Und jetzt für einmal zu etwas ganz anderem: Ich ärgere mich ja immer wieder darüber, dass in der populären Musik seit ihren Anfängen ein so riesiger Starkult betrieben wird – während die wahren Grössen im Hintergrund bleiben und bald vergessen gehen. All die Motown- und Stax-Stars wären kaum so gross geworden ohne die «Funk Brothers» mit dem genialen James Jamerson auf der einen, «Booker T & The M.G.‘s» auf der andern Seite. Die Liste mit Beispielen könnte man endlos weiterführen. Ich erwähne aus aktuellem Anlass hier nur eines: Nach dem Tod von David Bowie wurde zwar da und dort erwähnt, dass „Let’s Dance“ aus dem Jahr 1983 sein mit Abstand erfolgreichstes Album war. Über den Vater dieses Erfolgs wurden aber, wenn überhaupt, nur wenige Worte verloren – weshalb ich es hier gern nachhole. Der Mann heisst Nile Rodgers und ist ein New Yorker Gitarrist und Produzent, dessen aufregendes Leben in einem sehr unterhaltsamem „Bio Clip“ auf nilerodgers.com richtiggehend heruntergerattert wird. Rodgers geht fast der Atem aus, als er all die Stars aufzählt, mit denen er gearbeitet und die er zum Erfolg geführt hat: Von Diana Ross über Madonna bis Daft Punk.
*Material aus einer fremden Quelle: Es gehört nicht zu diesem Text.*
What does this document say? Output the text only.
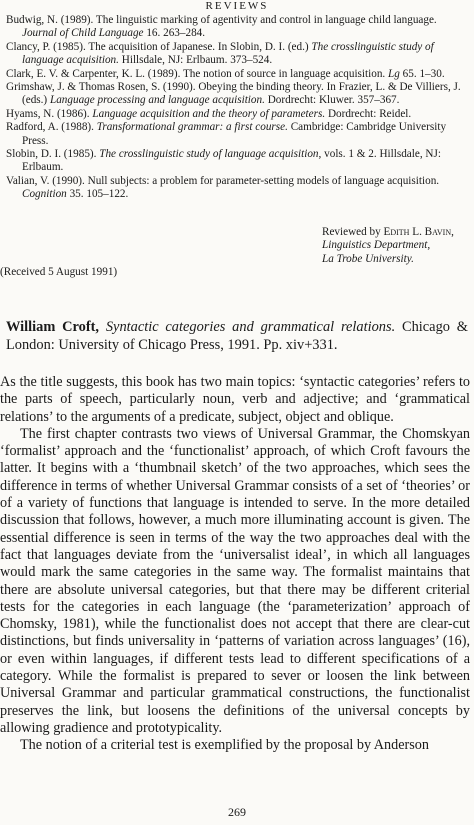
REVIEWS

Budwig, N. (1989). The linguistic marking of agentivity and control in language child language. Journal of Child Language 16. 263–284.

Clancy, P. (1985). The acquisition of Japanese. In Slobin, D. I. (ed.) The crosslinguistic study of language acquisition. Hillsdale, NJ: Erlbaum. 373–524.

Clark, E. V. & Carpenter, K. L. (1989). The notion of source in language acquisition. Lg 65. 1–30.

Grimshaw, J. & Thomas Rosen, S. (1990). Obeying the binding theory. In Frazier, L. & De Villiers, J. (eds.) Language processing and language acquisition. Dordrecht: Kluwer. 357–367.

Hyams, N. (1986). Language acquisition and the theory of parameters. Dordrecht: Reidel.

Radford, A. (1988). Transformational grammar: a first course. Cambridge: Cambridge University Press.

Slobin, D. I. (1985). The crosslinguistic study of language acquisition, vols. 1 & 2. Hillsdale, NJ: Erlbaum.

Valian, V. (1990). Null subjects: a problem for parameter-setting models of language acquisition. Cognition 35. 105–122.

Reviewed by Edith L. Bavin,
Linguistics Department,
La Trobe University.
(Received 5 August 1991)
William Croft, Syntactic categories and grammatical relations. Chicago & London: University of Chicago Press, 1991. Pp. xiv+331.

As the title suggests, this book has two main topics: ‘syntactic categories’ refers to the parts of speech, particularly noun, verb and adjective; and ‘grammatical relations’ to the arguments of a predicate, subject, object and oblique.

The first chapter contrasts two views of Universal Grammar, the Chomskyan ‘formalist’ approach and the ‘functionalist’ approach, of which Croft favours the latter. It begins with a ‘thumbnail sketch’ of the two approaches, which sees the difference in terms of whether Universal Grammar consists of a set of ‘theories’ or of a variety of functions that language is intended to serve. In the more detailed discussion that follows, however, a much more illuminating account is given. The essential difference is seen in terms of the way the two approaches deal with the fact that languages deviate from the ‘universalist ideal’, in which all languages would mark the same categories in the same way. The formalist maintains that there are absolute universal categories, but that there may be different criterial tests for the categories in each language (the ‘parameterization’ approach of Chomsky, 1981), while the functionalist does not accept that there are clear-cut distinctions, but finds universality in ‘patterns of variation across languages’ (16), or even within languages, if different tests lead to different specifications of a category. While the formalist is prepared to sever or loosen the link between Universal Grammar and particular grammatical constructions, the functionalist preserves the link, but loosens the definitions of the universal concepts by allowing gradience and prototypicality.

The notion of a criterial test is exemplified by the proposal by Anderson

269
Und eben Bowie, der sich Rodgers ganz bewusst ausgewählt hatte, weil er damals als Hitmaschine galt.
Rodgers selber hatte Ende der siebziger Jahre mit der Band „Chic“, die er zusammen mit dem Bassisten Bernard Edwards gegründet hatte, ein paar Hits – „Le Freak“ (1978) etwa oder „Good Times“ (1979), beide im damals gerade angesagten funkigen Disco-Sound aufgenommen. Vor allem „Good Times“ war nicht nur ein kurzlebiger Hit, sondern inspirierte unzählige Musiker – bis in die neuste Zeit. Das zeigt schon die Tatsache, dass er 163 Mal gesampled wurde, wie man auf whosampled.com nachschauen kann. Der Song war auch die Grundlage für „Rapper’s Delight“, mit der die Retortenband „Sugarhill Gang“ im gleichen Jahr für Furore (und den ersten Rap-Hit) sorgte. Und die Basslinie wurde von „Queen“ übernommen für ihren Hit „Another One Bites the Dust“, der 1980 zur meistverkauften Single der Band wurde. Ein eher flaches Cover von „Rapper’s Delight“ legte schliesslich im Jahr 2002 eine spanische Girlband mit dem „Ketchup Song“ vor. Flach, aber erfolgreich: Der Song wurde in vielen Ländern Europas zur Nummer 1, in der Schweiz hielt er sich 42 Wochen in den Charts.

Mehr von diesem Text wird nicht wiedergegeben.